Injection strategy – a driver of atmospheric circulation and ozone response to stratospheric aerosol geoengineering

Abstract. Despite offsetting global mean surface temperature, various studies demonstrated that Stratospheric Aerosol Injection (SAI) could influence the recovery of stratospheric ozone and have important impacts on stratospheric and tropospheric circulation, thereby potentially playing an important role in modulating regional and seasonal climate variability. However, so far most of the assessments of such an approach have come from climate model simulations in which SO₂ is injected only in a single location or a set of locations.

Here we use CESM2-WACCM6 SAI simulations under a comprehensive set of SAI strategies achieving the same global mean surface temperature with different locations and/or timing of injections: an equatorial injection, an annual injection of equal amounts of SO₂ at 15° N and 15° S, an annual injection of equal amounts of SO₂ at 30° N and 30° S, and a polar strategy injecting SO₂ at 60° N and 60° S only in spring in each hemisphere.

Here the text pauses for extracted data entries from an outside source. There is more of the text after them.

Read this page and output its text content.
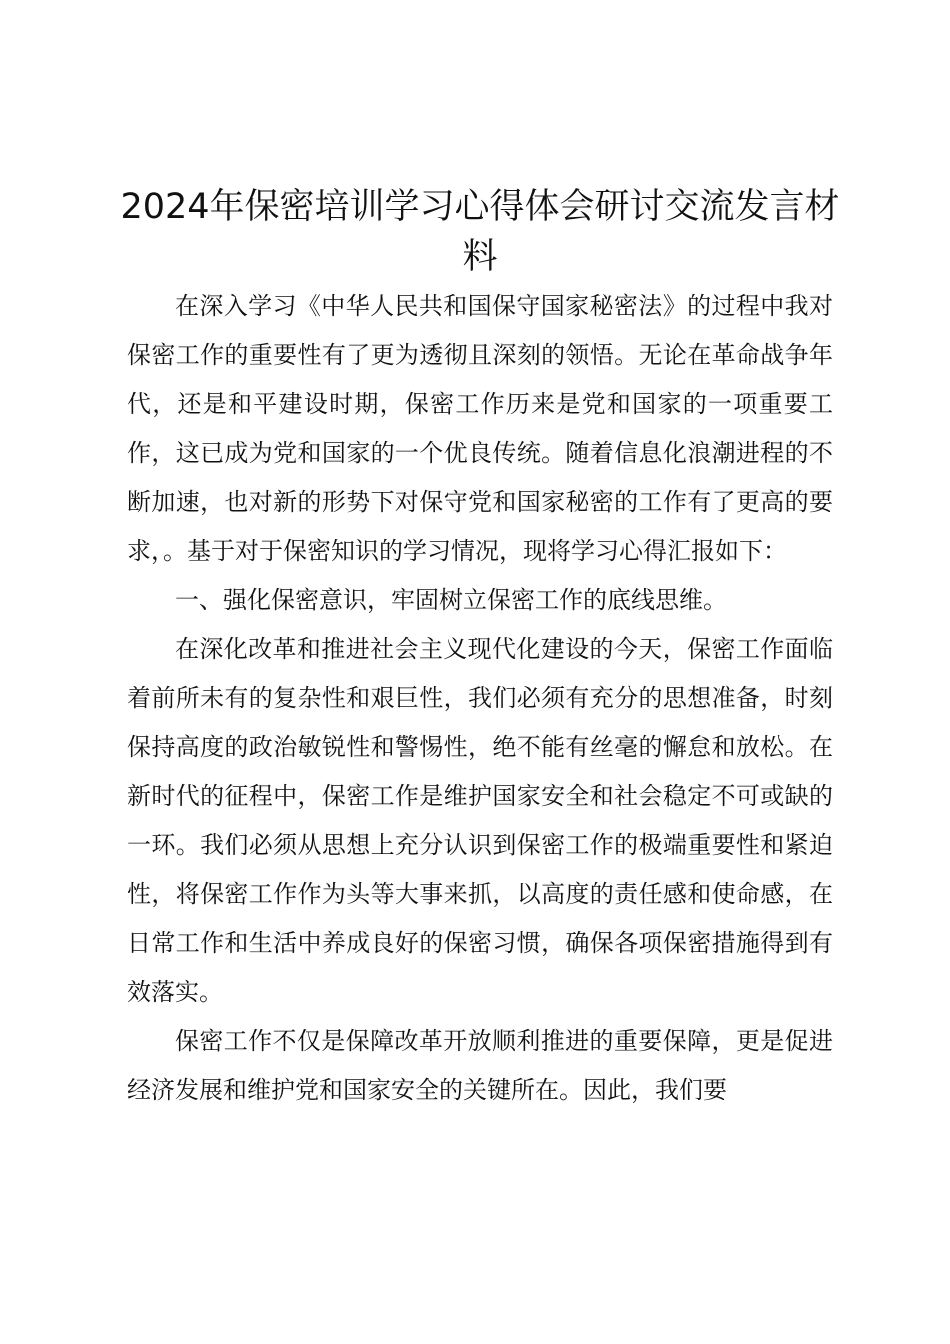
2024年保密培训学习心得体会研讨交流发言材料

在深入学习《中华人民共和国保守国家秘密法》的过程中我对保密工作的重要性有了更为透彻且深刻的领悟。无论在革命战争年代，还是和平建设时期，保密工作历来是党和国家的一项重要工作，这已成为党和国家的一个优良传统。随着信息化浪潮进程的不断加速，也对新的形势下对保守党和国家秘密的工作有了更高的要求，。基于对于保密知识的学习情况，现将学习心得汇报如下：

一、强化保密意识，牢固树立保密工作的底线思维。

在深化改革和推进社会主义现代化建设的今天，保密工作面临着前所未有的复杂性和艰巨性，我们必须有充分的思想准备，时刻保持高度的政治敏锐性和警惕性，绝不能有丝毫的懈怠和放松。在新时代的征程中，保密工作是维护国家安全和社会稳定不可或缺的一环。我们必须从思想上充分认识到保密工作的极端重要性和紧迫性，将保密工作作为头等大事来抓，以高度的责任感和使命感，在日常工作和生活中养成良好的保密习惯，确保各项保密措施得到有效落实。

保密工作不仅是保障改革开放顺利推进的重要保障，更是促进经济发展和维护党和国家安全的关键所在。因此，我们要
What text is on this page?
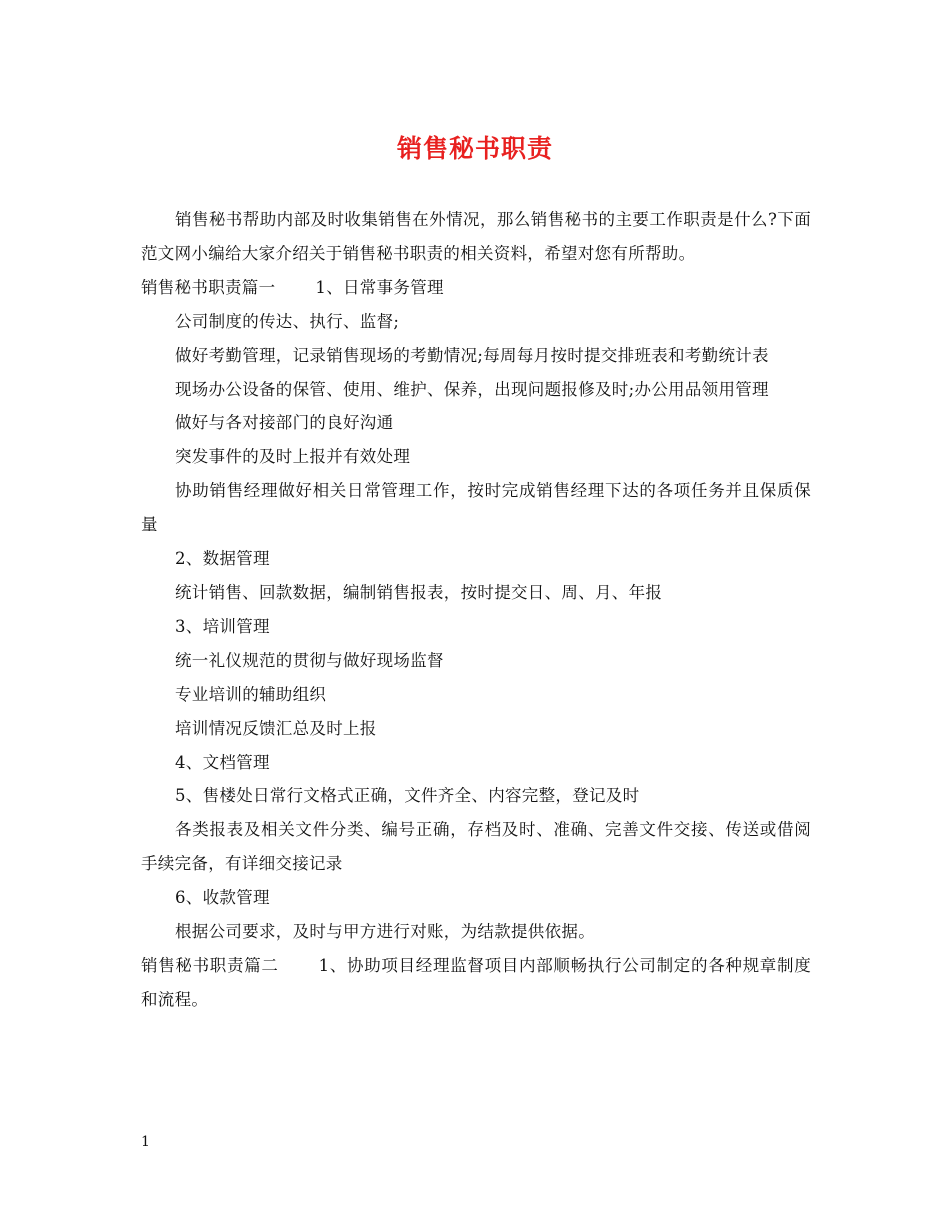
销售秘书职责

销售秘书帮助内部及时收集销售在外情况，那么销售秘书的主要工作职责是什么?下面范文网小编给大家介绍关于销售秘书职责的相关资料，希望对您有所帮助。

销售秘书职责篇一 1、日常事务管理

公司制度的传达、执行、监督;

做好考勤管理，记录销售现场的考勤情况;每周每月按时提交排班表和考勤统计表

现场办公设备的保管、使用、维护、保养，出现问题报修及时;办公用品领用管理

做好与各对接部门的良好沟通

突发事件的及时上报并有效处理

协助销售经理做好相关日常管理工作，按时完成销售经理下达的各项任务并且保质保量

2、数据管理

统计销售、回款数据，编制销售报表，按时提交日、周、月、年报

3、培训管理

统一礼仪规范的贯彻与做好现场监督

专业培训的辅助组织

培训情况反馈汇总及时上报

4、文档管理

5、售楼处日常行文格式正确，文件齐全、内容完整，登记及时

各类报表及相关文件分类、编号正确，存档及时、准确、完善文件交接、传送或借阅手续完备，有详细交接记录

6、收款管理

根据公司要求，及时与甲方进行对账，为结款提供依据。

销售秘书职责篇二 1、协助项目经理监督项目内部顺畅执行公司制定的各种规章制度和流程。

1
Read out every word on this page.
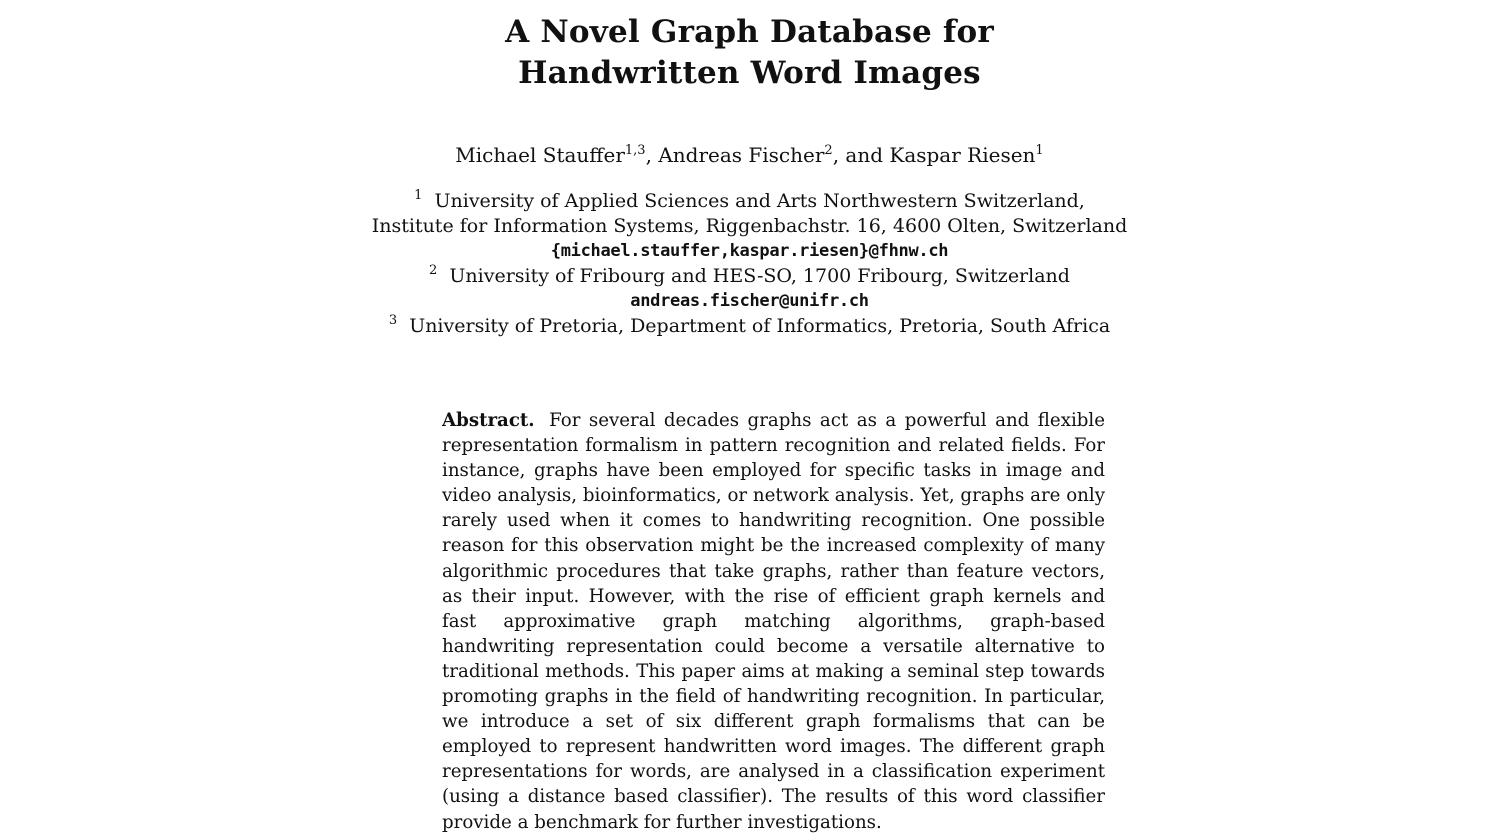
A Novel Graph Database for
Handwritten Word Images
Michael Stauffer$^{1,3}$, Andreas Fischer$^2$, and Kaspar Riesen$^1$
$^1$ University of Applied Sciences and Arts Northwestern Switzerland,
Institute for Information Systems, Riggenbachstr. 16, 4600 Olten, Switzerland
{michael.stauffer,kaspar.riesen}@fhnw.ch
$^2$ University of Fribourg and HES-SO, 1700 Fribourg, Switzerland
andreas.fischer@unifr.ch
$^3$ University of Pretoria, Department of Informatics, Pretoria, South Africa
Abstract. For several decades graphs act as a powerful and flexible representation formalism in pattern recognition and related fields. For instance, graphs have been employed for specific tasks in image and video analysis, bioinformatics, or network analysis. Yet, graphs are only rarely used when it comes to handwriting recognition. One possible reason for this observation might be the increased complexity of many algorithmic procedures that take graphs, rather than feature vectors, as their input. However, with the rise of efficient graph kernels and fast approximative graph matching algorithms, graph-based handwriting representation could become a versatile alternative to traditional methods. This paper aims at making a seminal step towards promoting graphs in the field of handwriting recognition. In particular, we introduce a set of six different graph formalisms that can be employed to represent handwritten word images. The different graph representations for words, are analysed in a classification experiment (using a distance based classifier). The results of this word classifier provide a benchmark for further investigations.
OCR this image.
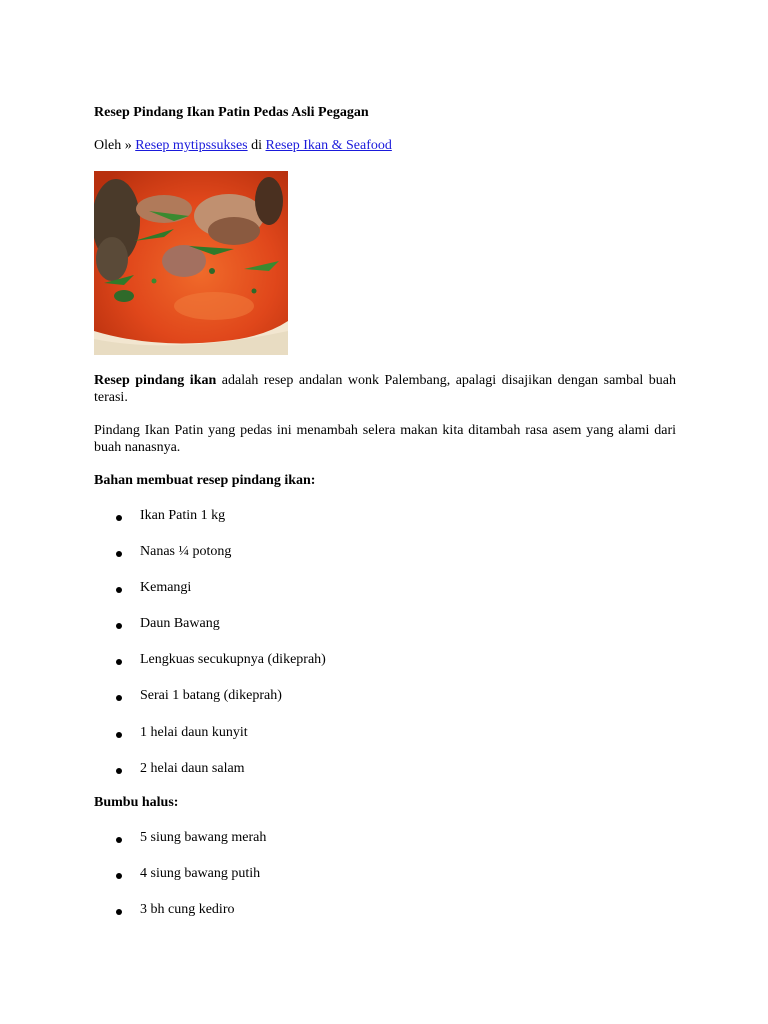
Resep Pindang Ikan Patin Pedas Asli Pegagan
Oleh » Resep mytipssukses di Resep Ikan & Seafood

Resep pindang ikan adalah resep andalan wonk Palembang, apalagi disajikan dengan sambal buah terasi.

Pindang Ikan Patin yang pedas ini menambah selera makan kita ditambah rasa asem yang alami dari buah nanasnya.

Bahan membuat resep pindang ikan:

Ikan Patin 1 kg
Nanas ¼ potong
Kemangi
Daun Bawang
Lengkuas secukupnya (dikeprah)
Serai 1 batang (dikeprah)
1 helai daun kunyit
2 helai daun salam

Bumbu halus:

5 siung bawang merah
4 siung bawang putih
3 bh cung kediro
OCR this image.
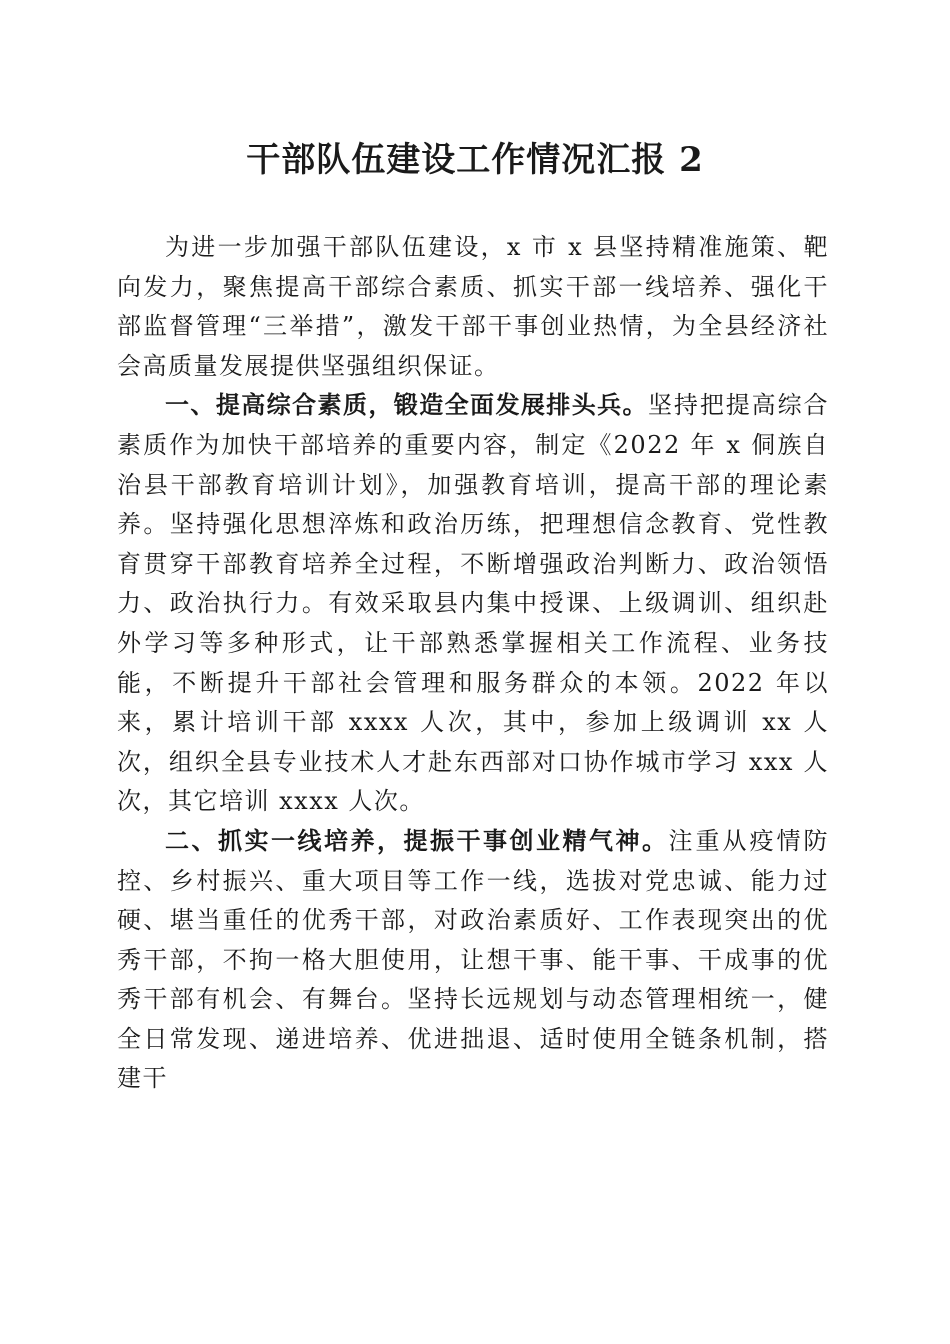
干部队伍建设工作情况汇报 2

为进一步加强干部队伍建设，x 市 x 县坚持精准施策、靶向发力，聚焦提高干部综合素质、抓实干部一线培养、强化干部监督管理“三举措”，激发干部干事创业热情，为全县经济社会高质量发展提供坚强组织保证。

一、提高综合素质，锻造全面发展排头兵。坚持把提高综合素质作为加快干部培养的重要内容，制定《2022 年 x 侗族自治县干部教育培训计划》，加强教育培训，提高干部的理论素养。坚持强化思想淬炼和政治历练，把理想信念教育、党性教育贯穿干部教育培养全过程，不断增强政治判断力、政治领悟力、政治执行力。有效采取县内集中授课、上级调训、组织赴外学习等多种形式，让干部熟悉掌握相关工作流程、业务技能，不断提升干部社会管理和服务群众的本领。2022 年以来，累计培训干部 xxxx 人次，其中，参加上级调训 xx 人次，组织全县专业技术人才赴东西部对口协作城市学习 xxx 人次，其它培训 xxxx 人次。

二、抓实一线培养，提振干事创业精气神。注重从疫情防控、乡村振兴、重大项目等工作一线，选拔对党忠诚、能力过硬、堪当重任的优秀干部，对政治素质好、工作表现突出的优秀干部，不拘一格大胆使用，让想干事、能干事、干成事的优秀干部有机会、有舞台。坚持长远规划与动态管理相统一，健全日常发现、递进培养、优进拙退、适时使用全链条机制，搭建干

We demonstrate that despite achieving the same global mean surface temperature, the different strategies result in contrastingly different magnitudes of the aerosol-induced lower stratospheric warming, stratospheric moistening, strengthening of stratospheric polar jets in both hemispheres and changes in the speed of the residual circulation. In conjunction with the differences in direct radiative impacts at the surface, these drive different impacts on the extratropical modes of variability (Northern and Southern Annular Mode), including important consequences on the northern winter surface climate, as well as on the intensity of tropical tropospheric Walker and Hadley Circulations, which drive tropical precipitation patterns. Finally, we demonstrate that the choice of injection strategy also plays a first-order role in the future evolution of stratospheric ozone under SAI throughout the globe. Overall, our results contribute to an increased understanding of the fine interplay of various radiative, dynamical and chemical processes driving the atmospheric response to SAI, as well as lay the ground for designing an optimal SAI strategy that could form a basis of future multi-model intercomparisons.